Milkweed Wedding Day

Some of our good looking steers at the river
We brought the yearling and two-year old steers out to summer pasture last Saturday. The weather cooperated very nicely by cooling down to eighty from the hundred degree temps earlier in the week.


Gathering the cattle at dusk upriver















On Friday evening, Mike rode out to gather the cattle, after the heat had passed. We wanted to overnight the herd near the house so we could get them in the corral to sort in the morning. After Mike left, the boys and I made a fire and cooked dinner. We kept an eye out for Gabe and Cammie who were driving down after work.

Wes and Dawson making dinner

















An hour past dark, right about the time I thought I'd have to send out a posse, I heard the first mooing and knew Mike was finally coming in. Dirty and tired, he said the cattle took a rogue trail off the bench down through the rocks and prickly pear, just before it got too dark to see. At the barn he used a flashlight to find cactus spines and pull them out of his horse's legs.

Next morning, we had the cattle in and sorted before Dennis arrived early with his truck and trailer.  Pretty soon Paul and Molly showed up. After a little coffee, and second breakfast for Dennis, we loaded the four trailers of steers and everyone except me headed to the valley.


Gabe and Dennis had to change a flat tire














I stayed behind and hiked upriver to the fishing hole where Dawson had picked some mulberries that morning. When I got to the tree, a fat rattlesnake buzzed in the grass and slithered under a log beneath the tree. I threw rocks to try and run him off, while keeping a hold of our year old pup, Bell. I don't know how much Bell knows about rattlesnakes yet, but I wouldn't trust her not to be curious. Finally, with one eye on the place I last spotted the snake, I picked mulberries as fast as I could. There were lots of berries already on the ground, and many more ripening on the tree. It took me a long time to pick a quart.

Ripening mulberries

















Walking back from mulberry picking, I thought about Sarah and Eliot getting married that very same day in Kentucky. A very nice wedding day, I thought.
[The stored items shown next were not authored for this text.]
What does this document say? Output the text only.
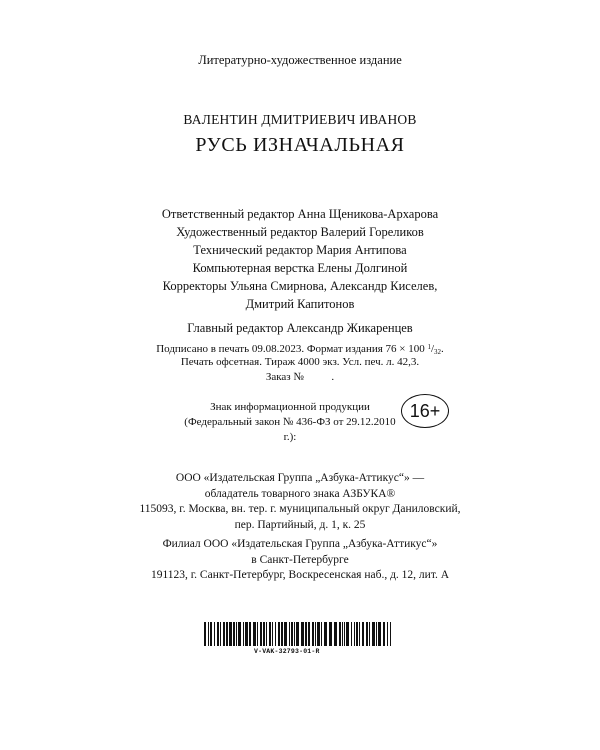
Литературно-художественное издание
ВАЛЕНТИН ДМИТРИЕВИЧ ИВАНОВ
РУСЬ ИЗНАЧАЛЬНАЯ
Ответственный редактор Анна Щеникова-Архарова
Художественный редактор Валерий Гореликов
Технический редактор Мария Антипова
Компьютерная верстка Елены Долгиной
Корректоры Ульяна Смирнова, Александр Киселев,
Дмитрий Капитонов
Главный редактор Александр Жикаренцев
Подписано в печать 09.08.2023. Формат издания 76 × 100 $^1$/32.
Печать офсетная. Тираж 4000 экз. Усл. печ. л. 42,3.
Заказ №          .
Знак информационной продукции
(Федеральный закон № 436-ФЗ от 29.12.2010 г.):
16+
ООО «Издательская Группа „Азбука-Аттикус“» —
обладатель товарного знака АЗБУКА®
115093, г. Москва, вн. тер. г. муниципальный округ Даниловский,
пер. Партийный, д. 1, к. 25
Филиал ООО «Издательская Группа „Азбука-Аттикус“»
в Санкт-Петербурге
191123, г. Санкт-Петербург, Воскресенская наб., д. 12, лит. А
V-VAK-32793-01-R
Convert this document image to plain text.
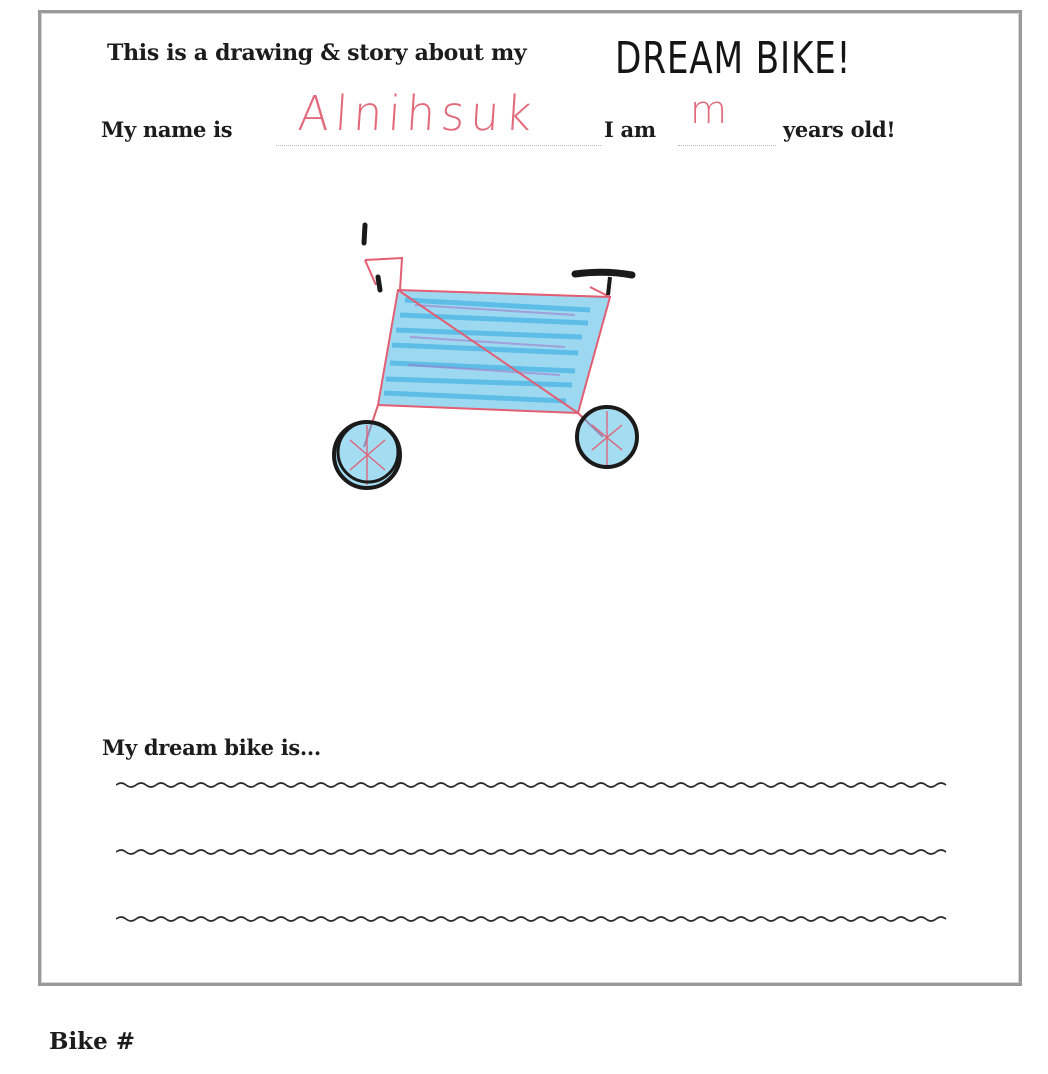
This is a drawing & story about my DREAM BIKE!
My name is Alnihsuk	I am m	years old!
My dream bike is...
Bike #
I stopped in the horse pasture to admire the blossoming milkweed and I wondered why there weren't any butterflies. Right then a beautiful big orange Monarch fluttered up in front of me and flitted away across the milkweed patch.

Milkweed patch

Interesting red beetle on this flower






































The milkweed blossoms are so intricate and lovely, it's hard to believe that by the end of summer they'll turn into thick scratchy pods filled with cottony-down. As I admired the fleshy petals and the fat bees lilting among them, I thought, Mulberries, milkweed and monarchs, a very nice wedding day indeed.

Soon, I packed up and headed for the valley. As I bumped down the driveway, I could see pairs of cows and calves dotted along the bar, napping in the lush grass.  
Pinky naps with her calf

Sleepy cow

It felt peaceful and restful in a familiar time-of-year kind of way. In a few days, we'll hit the trail with the cows and calves. Headed for the Zumwalt and the summer range.